The Georgia General Assembly adjourned its 2015-2016 session on March 24, 2016. Legislation passed will have an effect, both for the good and for the bad, on all of Georgia’s families, schools, and businesses.
This year’s session was largely dominated by the debate over numerous pieces of legislation advertised as protecting religious liberty. These proposals included the innocuous Pastor Protection Act, which mostly sought to codify rights already protected by the First Amendment. There was a resurgence of proposals similar to last year’s Religious Freedom Restoration Act that would have allowed individuals and companies to opt out of generally applicable laws based on religious belief, and the brand new First Amendment Defense Act that was intended to protect the revenue stream of publicly funded nonprofits refusing to hire people or provide services based on religious beliefs.
These measures drew significant opposition from LGBT rights groups concerned that these measures are a direct attack on LGBT families in response to the Supreme Court decision that legalized same sex marriage. Most believe the rights of the faith community are already protected under the First Amendment and that promoting discrimination runs counter to the message they preach. The business community also raised concerns, citing the potential for these measures to negatively impact companies directly through boycotts and indirectly by making it harder to attract talent to the region. The end result was a combination bill, HB 757, dubbed the Free Exercise Protection Act that included portions of all three major proposals.
Gov. Nathan Deal responded to concerns from the religious community, the civil rights community, and the business community, vetoing the legislation on March 28. While religious liberty legislation is stopped for 2016, it is sure to be back in some form next year, and voters need to remember this very serious issue at the polls in November.
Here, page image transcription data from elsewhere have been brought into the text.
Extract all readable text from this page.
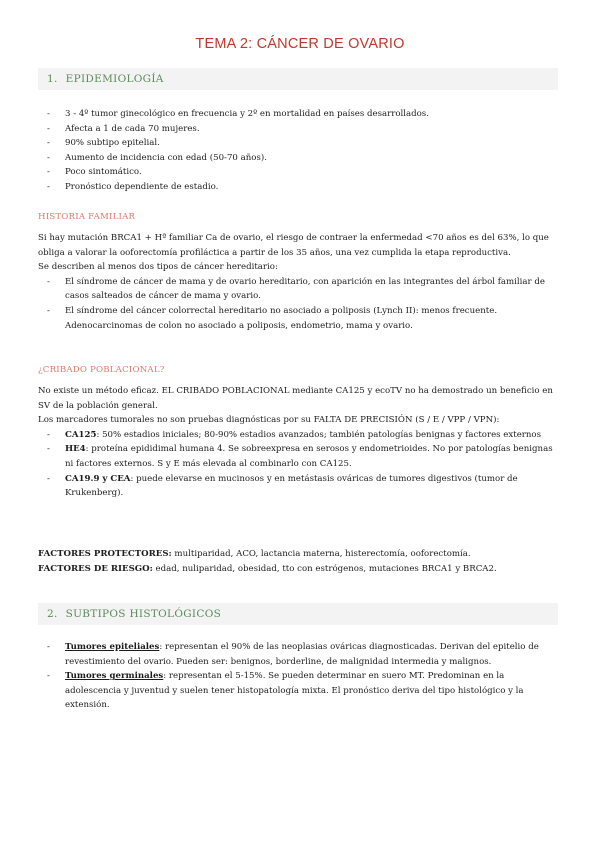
TEMA 2: CÁNCER DE OVARIO
1. EPIDEMIOLOGÍA
- 3 - 4º tumor ginecológico en frecuencia y 2º en mortalidad en países desarrollados.
- Afecta a 1 de cada 70 mujeres.
- 90% subtipo epitelial.
- Aumento de incidencia con edad (50-70 años).
- Poco sintomático.
- Pronóstico dependiente de estadio.
HISTORIA FAMILIAR

Si hay mutación BRCA1 + Hª familiar Ca de ovario, el riesgo de contraer la enfermedad <70 años es del 63%, lo que obliga a valorar la ooforectomía profiláctica a partir de los 35 años, una vez cumplida la etapa reproductiva.

Se describen al menos dos tipos de cáncer hereditario:

- El síndrome de cáncer de mama y de ovario hereditario, con aparición en las integrantes del árbol familiar de casos salteados de cáncer de mama y ovario.
- El síndrome del cáncer colorrectal hereditario no asociado a poliposis (Lynch II): menos frecuente. Adenocarcinomas de colon no asociado a poliposis, endometrio, mama y ovario.
¿CRIBADO POBLACIONAL?

No existe un método eficaz. EL CRIBADO POBLACIONAL mediante CA125 y ecoTV no ha demostrado un beneficio en SV de la población general.

Los marcadores tumorales no son pruebas diagnósticas por su FALTA DE PRECISIÓN (S / E / VPP / VPN):

- CA125: 50% estadios iniciales; 80-90% estadios avanzados; también patologías benignas y factores externos
- HE4: proteína epididimal humana 4. Se sobreexpresa en serosos y endometrioides. No por patologías benignas ni factores externos. S y E más elevada al combinarlo con CA125.
- CA19.9 y CEA: puede elevarse en mucinosos y en metástasis ováricas de tumores digestivos (tumor de Krukenberg).

FACTORES PROTECTORES: multiparidad, ACO, lactancia materna, histerectomía, ooforectomía.

FACTORES DE RIESGO: edad, nuliparidad, obesidad, tto con estrógenos, mutaciones BRCA1 y BRCA2.

2. SUBTIPOS HISTOLÓGICOS
- Tumores epiteliales: representan el 90% de las neoplasias ováricas diagnosticadas. Derivan del epitelio de revestimiento del ovario. Pueden ser: benignos, borderline, de malignidad intermedia y malignos.
- Tumores germinales: representan el 5-15%. Se pueden determinar en suero MT. Predominan en la adolescencia y juventud y suelen tener histopatología mixta. El pronóstico deriva del tipo histológico y la extensión.
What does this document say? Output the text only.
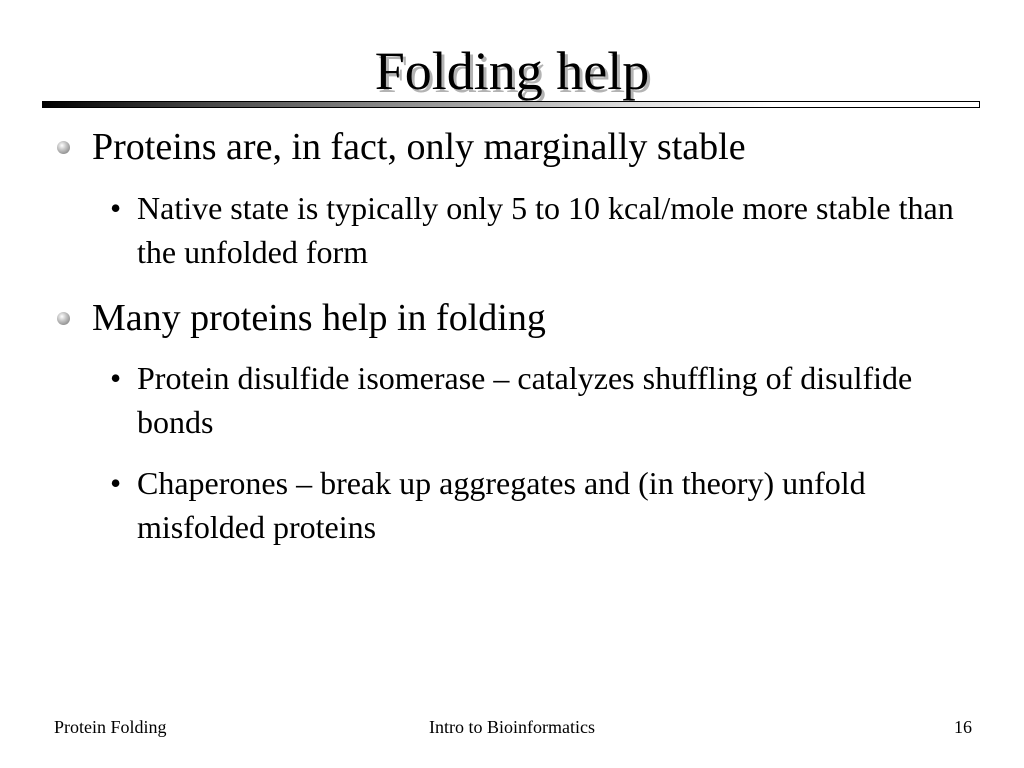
Folding help
Proteins are, in fact, only marginally stable
• Native state is typically only 5 to 10 kcal/mole more stable than the unfolded form
Many proteins help in folding
• Protein disulfide isomerase – catalyzes shuffling of disulfide bonds
• Chaperones – break up aggregates and (in theory) unfold misfolded proteins
Protein Folding	Intro to Bioinformatics	16
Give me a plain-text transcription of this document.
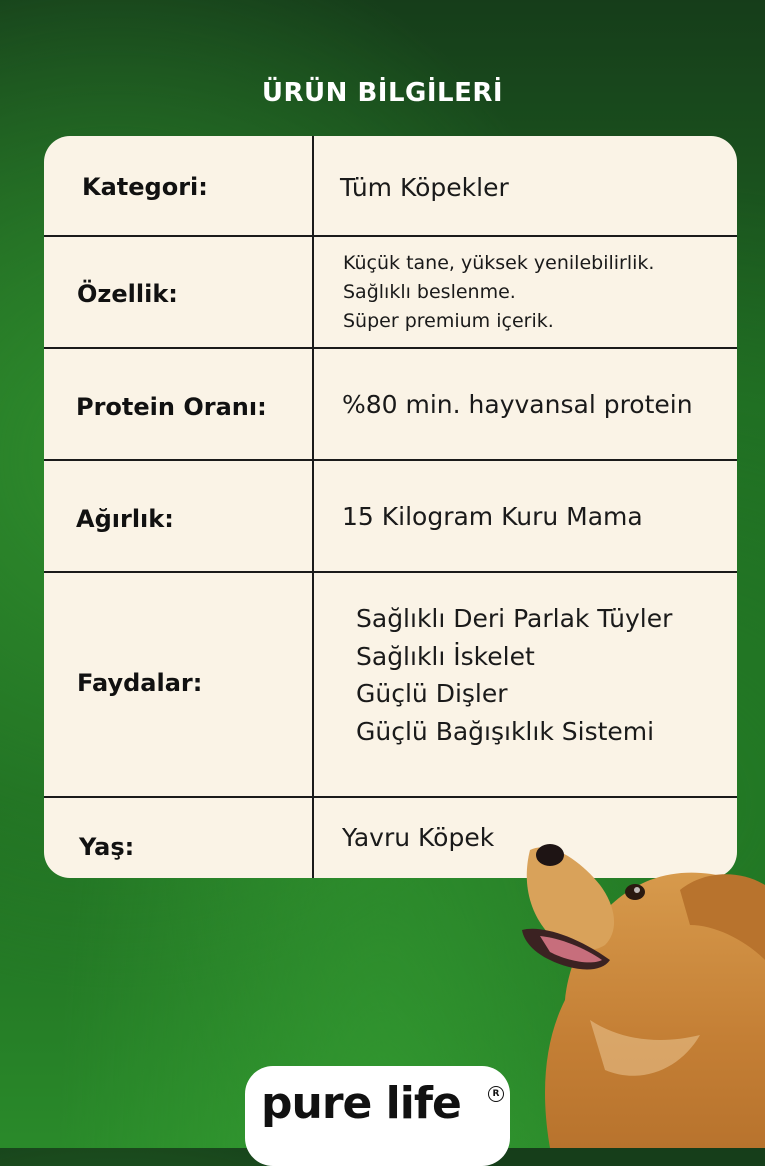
ÜRÜN BİLGİLERİ
Kategori:	Tüm Köpekler
Özellik:
Küçük tane, yüksek yenilebilirlik.
Sağlıklı beslenme.
Süper premium içerik.
Protein Oranı:	%80 min. hayvansal protein
Ağırlık:	15 Kilogram Kuru Mama
Faydalar:
Sağlıklı Deri Parlak Tüyler
Sağlıklı İskelet
Güçlü Dişler
Güçlü Bağışıklık Sistemi
Yaş:	Yavru Köpek
pure life	R
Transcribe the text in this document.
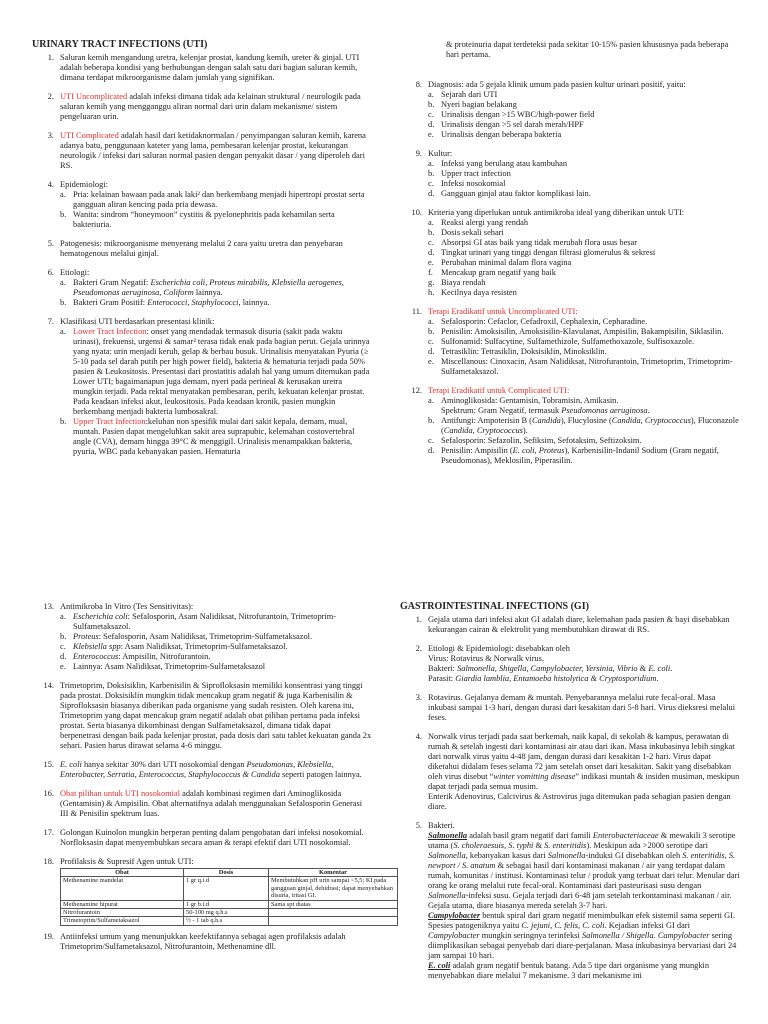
URINARY TRACT INFECTIONS (UTI)
1. Saluran kemih mengandung uretra, kelenjar prostat, kandung kemih, ureter & ginjal. UTI adalah beberapa kondisi yang berhubungan dengan salah satu dari bagian saluran kemih, dimana terdapat mikroorganisme dalam jumlah yang signifikan.
2. UTI Uncomplicated adalah infeksi dimana tidak ada kelainan struktural / neurologik pada saluran kemih yang mengganggu aliran normal dari urin dalam mekanisme/ sistem pengeluaran urin.
3. UTI Complicated adalah hasil dari ketidaknormalan / penyimpangan saluran kemih, karena adanya batu, penggunaan kateter yang lama, pembesaran kelenjar prostat, kekurangan neurologik / infeksi dari saluran normal pasien dengan penyakit dasar / yang diperoleh dari RS.
4. Epidemiologi:
a. Pria: kelainan bawaan pada anak laki² dan berkembang menjadi hipertropi prostat serta gangguan aliran kencing pada pria dewasa.
b. Wanita: sindrom “honeymoon” cystitis & pyelonephritis pada kehamilan serta bakteriuria.
5. Patogenesis: mikroorganisme menyerang melalui 2 cara yaitu uretra dan penyebaran hematogenous melalui ginjal.
6. Etiologi:
a. Bakteri Gram Negatif: Escherichia coli, Proteus mirabilis, Klebsiella aerogenes, Pseudomonas aeruginosa, Coliform lainnya.
b. Bakteri Gram Positif: Enterococci, Staphylococci, lainnya.
7. Klasifikasi UTI berdasarkan presentasi klinik:
a. Lower Tract Infection: onset yang mendadak termasuk disuria (sakit pada waktu urinasi), frekuensi, urgensi & samar² terasa tidak enak pada bagian perut. Gejala urinnya yang nyata: urin menjadi keruh, gelap & berbau busuk. Urinalisis menyatakan Pyuria (≥ 5-10 pada sel darah putih per high power field), bakteria & hematuria terjadi pada 50% pasien & Leukositosis. Presentasi dari prostatitis adalah hal yang umum ditemukan pada Lower UTI; bagaimanapun juga demam, nyeri pada perineal & kerusakan uretra mungkin terjadi. Pada rektal menyatakan pembesaran, perih, kekuatan kelenjar prostat. Pada keadaan infeksi akut, leukositosis. Pada keadaan kronik, pasien mungkin berkembang menjadi bakteria lumbosakral.
b. Upper Tract Infection:keluhan non spesifik mulai dari sakit kepala, demam, mual, muntah. Pasien dapat mengeluhkan sakit area suprapubic, kelemahan costovertebral angle (CVA), demam hingga 39°C & menggigil. Urinalisis menampakkan bakteria, pyuria, WBC pada kebanyakan pasien. Hematuria
& proteinuria dapat terdeteksi pada sekitar 10-15% pasien khususnya pada beberapa hari pertama.
8. Diagnosis: ada 5 gejala klinik umum pada pasien kultur urinari positif, yaitu:
a. Sejarah dari UTI
b. Nyeri bagian belakang
c. Urinalisis dengan >15 WBC/high-power field
d. Urinalisis dengan >5 sel darah merah/HPF
e. Urinalisis dengan beberapa bakteria
9. Kultur:
a. Infeksi yang berulang atau kambuhan
b. Upper tract infection
c. Infeksi nosokomial
d. Gangguan ginjal atau faktor komplikasi lain.
10. Kriteria yang diperlukan untuk antimikroba ideal yang diberikan untuk UTI:
a. Reaksi alergi yang rendah
b. Dosis sekali sehari
c. Absorpsi GI atas baik yang tidak merubah flora usus besar
d. Tingkat urinari yang tinggi dengan filtrasi glomerulus & sekresi
e. Perubahan minimal dalam flora vagina
f. Mencakup gram negatif yang baik
g. Biaya rendah
h. Kecilnya daya resisten
11. Terapi Eradikatif untuk Uncomplicated UTI:
a. Sefalosporin: Cefaclor, Cefadroxil, Cephalexin, Cepharadine.
b. Penisilin: Amoksisilin, Amoksisilin-Klavulanat, Ampisilin, Bakampisilin, Siklasilin.
c. Sulfonamid: Sulfacytine, Sulfamethizole, Sulfamethoxazole, Sulfisoxazole.
d. Tetrasiklin: Tetrasiklin, Doksisiklin, Minoksiklin.
e. Miscellanous: Cinoxacin, Asam Nalidiksat, Nitrofurantoin, Trimetoprim, Trimetoprim-Sulfametaksazol.
12. Terapi Eradikatif untuk Complicated UTI:
a. Aminoglikosida: Gentamisin, Tobramisin, Amikasin.
Spektrum: Gram Negatif, termasuk Pseudomonas aeruginosa.
b. Antifungi: Ampoterisin B (Candida), Flucylosine (Candida, Cryptococcus), Fluconazole (Candida, Cryptococcus).
c. Sefalosporin: Sefazolin, Sefiksim, Sefotaksim, Seftizoksim.
d. Penisilin: Ampisilin (E. coli, Proteus), Karbenisilin-Indanil Sodium (Gram negatif, Pseudomonas), Meklosilin, Piperasilin.
13. Antimikroba In Vitro (Tes Sensitivitas):
a. Escherichia coli: Sefalosporin, Asam Nalidiksat, Nitrofurantoin, Trimetoprim-Sulfametaksazol.
b. Proteus: Sefalosporin, Asam Nalidiksat, Trimetoprim-Sulfametaksazol.
c. Klebsiella spp: Asam Nalidiksat, Trimetoprim-Sulfametaksazol.
d. Enterococcus: Ampisilin, Nitrofurantoin.
e. Lainnya: Asam Nalidiksat, Trimetoprim-Sulfametaksazol
14. Trimetoprim, Doksisiklin, Karbenisilin & Siprofloksasin memiliki konsentrasi yang tinggi pada prostat. Doksisiklin mungkin tidak mencakup gram negatif & juga Karbenisilin & Siprofloksasin biasanya diberikan pada organisme yang sudah resisten. Oleh karena itu, Trimetoprim yang dapat mencakup gram negatif adalah obat pilihan pertama pada infeksi prostat. Serta biasanya dikombinasi dengan Sulfametaksazol, dimana tidak dapat berpenetrasi dengan baik pada kelenjar prostat, pada dosis dari satu tablet kekuatan ganda 2x sehari. Pasien harus dirawat selama 4-6 minggu.
15. E. coli hanya sekitar 30% dari UTI nosokomial dengan Pseudomonas, Klebsiella, Enterobacter, Serratia, Enterococcus, Staphylococcus & Candida seperti patogen lainnya.
16. Obat pilihan untuk UTI nosokomial adalah kombinasi regimen dari Aminoglikosida (Gentamisin) & Ampisilin. Obat alternatifnya adalah menggunakan Sefalosporin Generasi III & Penisilin spektrum luas.
17. Golongan Kuinolon mungkin berperan penting dalam pengobatan dari infeksi nosokomial. Norfloksasin dapat menyembuhkan secara aman & terapi efektif dari UTI nosokomial.
18. Profilaksis & Supresif Agen untuk UTI:
Obat	Dosis	Komentar
Methenamine mandelat	1 gr q.i.d	Membutuhkan pH urin sampai <5,5; KI pada gangguan ginjal, dehidrasi; dapat menyebabkan disuria, iritasi GI.
Methenamine hipurat	1 gr b.i.d	Sama spt diatas
Nitrofurantoin	50-100 mg q.h.s	
Trimetoprim/Sulfametaksazol	½ - 1 tab q.h.s	
19. Antiinfeksi umum yang menunjukkan keefektifannya sebagai agen profilaksis adalah Trimetoprim/Sulfametaksazol, Nitrofurantoin, Methenamine dll.
GASTROINTESTINAL INFECTIONS (GI)
1. Gejala utama dari infeksi akut GI adalah diare, kelemahan pada pasien & bayi disebabkan kekurangan cairan & elektrolit yang membutuhkan dirawat di RS.
2. Etiologi & Epidemiologi: disebabkan oleh
Virus: Rotavirus & Norwalk virus.
Bakteri: Salmonella, Shigella, Campylobacter, Yersinia, Vibrio & E. coli.
Parasit: Giardia lamblia, Entamoeba histolytica & Cryptosporidium.
3. Rotavirus. Gejalanya demam & muntah. Penyebarannya melalui rute fecal-oral. Masa inkubasi sampai 1-3 hari, dengan durasi dari kesakitan dari 5-8 hari. Virus dieksresi melalui feses.
4. Norwalk virus terjadi pada saat berkemah, naik kapal, di sekolah & kampus, perawatan di rumah & setelah ingesti dari kontaminasi air atau dari ikan. Masa inkubasinya lebih singkat dari norwalk virus yaitu 4-48 jam, dengan durasi dari kesakitan 1-2 hari. Virus dapat diketahui didalam feses selama 72 jam setelah onset dari kesakitan. Sakit yang disebabkan oleh virus disebut “winter vomitting disease” indikasi muntah & insiden musiman, meskipun dapat terjadi pada semua musim.
Enterik Adenovirus, Calcivirus & Astrovirus juga ditemukan pada sebagian pasien dengan diare.
5. Bakteri.
Salmonella adalah basil gram negatif dari famili Enterobacteriaceae & mewakili 3 serotipe utama (S. choleraesuis, S. typhi & S. enteritidis). Meskipun ada >2000 serotipe dari Salmonella, kebanyakan kasus dari Salmonella-induksi GI disebabkan oleh S. enteritidis, S. newport / S. anatum & sebagai hasil dari kontaminasi makanan / air yang terdapat dalam rumah, komunitas / institusi. Kontaminasi telur / produk yang terbuat dari telur. Menular dari orang ke orang melalui rute fecal-oral. Kontaminasi dari pasteurisasi susu dengan Salmonella-infeksi susu. Gejala terjadi dari 6-48 jam setelah terkontaminasi makanan / air. Gejala utama, diare biasanya mereda setelah 3-7 hari.
Campylobacter bentuk spiral dari gram negatif menimbulkan efek sistemil sama seperti GI. Spesies patogeniknya yaitu C. jejuni, C. felis, C. coli. Kejadian infeksi GI dari Campylobacter mungkin seringnya terinfeksi Salmonella / Shigella. Campylobacter sering diimplikasikan sebagai penyebab dari diare-perjalanan. Masa inkubasinya bervariasi dari 24 jam sampai 10 hari.
E. coli adalah gram negatif bentuk batang. Ada 5 tipe dari organisme yang mungkin menyebabkan diare melalui 7 mekanisme. 3 dari mekanisme ini
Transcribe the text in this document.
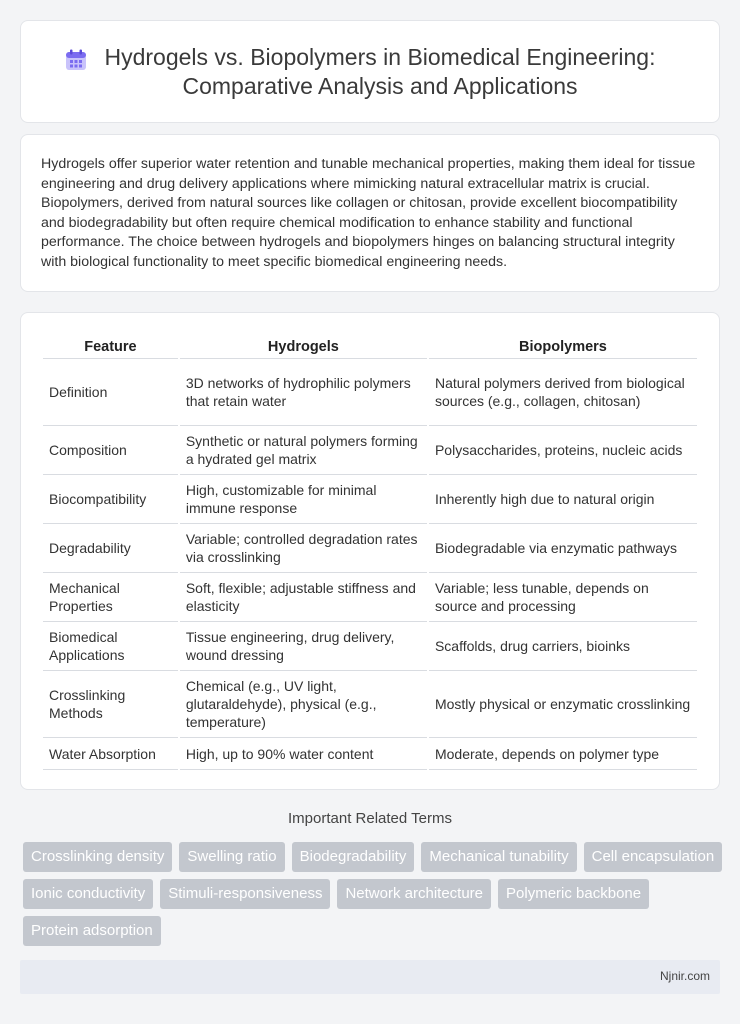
Hydrogels vs. Biopolymers in Biomedical Engineering: Comparative Analysis and Applications

Hydrogels offer superior water retention and tunable mechanical properties, making them ideal for tissue engineering and drug delivery applications where mimicking natural extracellular matrix is crucial. Biopolymers, derived from natural sources like collagen or chitosan, provide excellent biocompatibility and biodegradability but often require chemical modification to enhance stability and functional performance. The choice between hydrogels and biopolymers hinges on balancing structural integrity with biological functionality to meet specific biomedical engineering needs.

Feature	Hydrogels	Biopolymers
Definition	3D networks of hydrophilic polymers that retain water	Natural polymers derived from biological sources (e.g., collagen, chitosan)
Composition	Synthetic or natural polymers forming a hydrated gel matrix	Polysaccharides, proteins, nucleic acids
Biocompatibility	High, customizable for minimal immune response	Inherently high due to natural origin
Degradability	Variable; controlled degradation rates via crosslinking	Biodegradable via enzymatic pathways
Mechanical Properties	Soft, flexible; adjustable stiffness and elasticity	Variable; less tunable, depends on source and processing
Biomedical Applications	Tissue engineering, drug delivery, wound dressing	Scaffolds, drug carriers, bioinks
Crosslinking Methods	Chemical (e.g., UV light, glutaraldehyde), physical (e.g., temperature)	Mostly physical or enzymatic crosslinking
Water Absorption	High, up to 90% water content	Moderate, depends on polymer type
Important Related Terms
Crosslinking density	Swelling ratio	Biodegradability	Mechanical tunability	Cell encapsulation
Ionic conductivity	Stimuli-responsiveness	Network architecture	Polymeric backbone
Protein adsorption
Njnir.com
Transportation was another major topic during the 2016 session. After a lengthy debate and numerous proposals and parliamentary games, SB 369 passed to allow for expansion of MARTA in the City of Atlanta. It would allow the City of Atlanta to levy a 1/2¢ sales tax to fund MARTA. The project list is not finalized at this time, but it is expected that the revenue will be used for in-fill expansion, particularly around the Atlanta Beltline. The full project list will be published in advance of the November vote that considers the 1/2¢ increase.
Other Georgia counties did not fare as well in the transportation debate due to the passage of SB 420 that would require a referendum on any new transit with dedicated right of way outside of the MARTA counties. This is intended to block the proposed bus rapid transit line along US-41 in Cobb County, but the statewide nature of the legislation means it applies to every transit system in the 156 counties not part of MARTA.
Guns on College Campuses, Reproductive Rights, Tax Cuts
Finally, there were a whole slew of election year proposals. The highest impact election year bill was HB 859 that would allow weapons carry permit holders to carry guns on college campuses. It is still pending approval or veto by the Governor.
House Bill 1060 is another firearms bill that includes a provision giving special rights to gun stores and manufacturers when seeking bank loans and other financial services. Senate Bill 308 would spend $2,000,000 on non-medical crisis pregnancy centers that try to convince women not to have abortions.
And of course, there were tons of tax cuts and exemptions, some of which passed and some of which did not. Many of the more expensive ones failed, though legislation was passed to exempt high profile sporting events from sales taxes on tickets and an extremely inefficient $100,000,000 tax credit was created to support rural hospitals that fails to bring down any matching federal funds at all.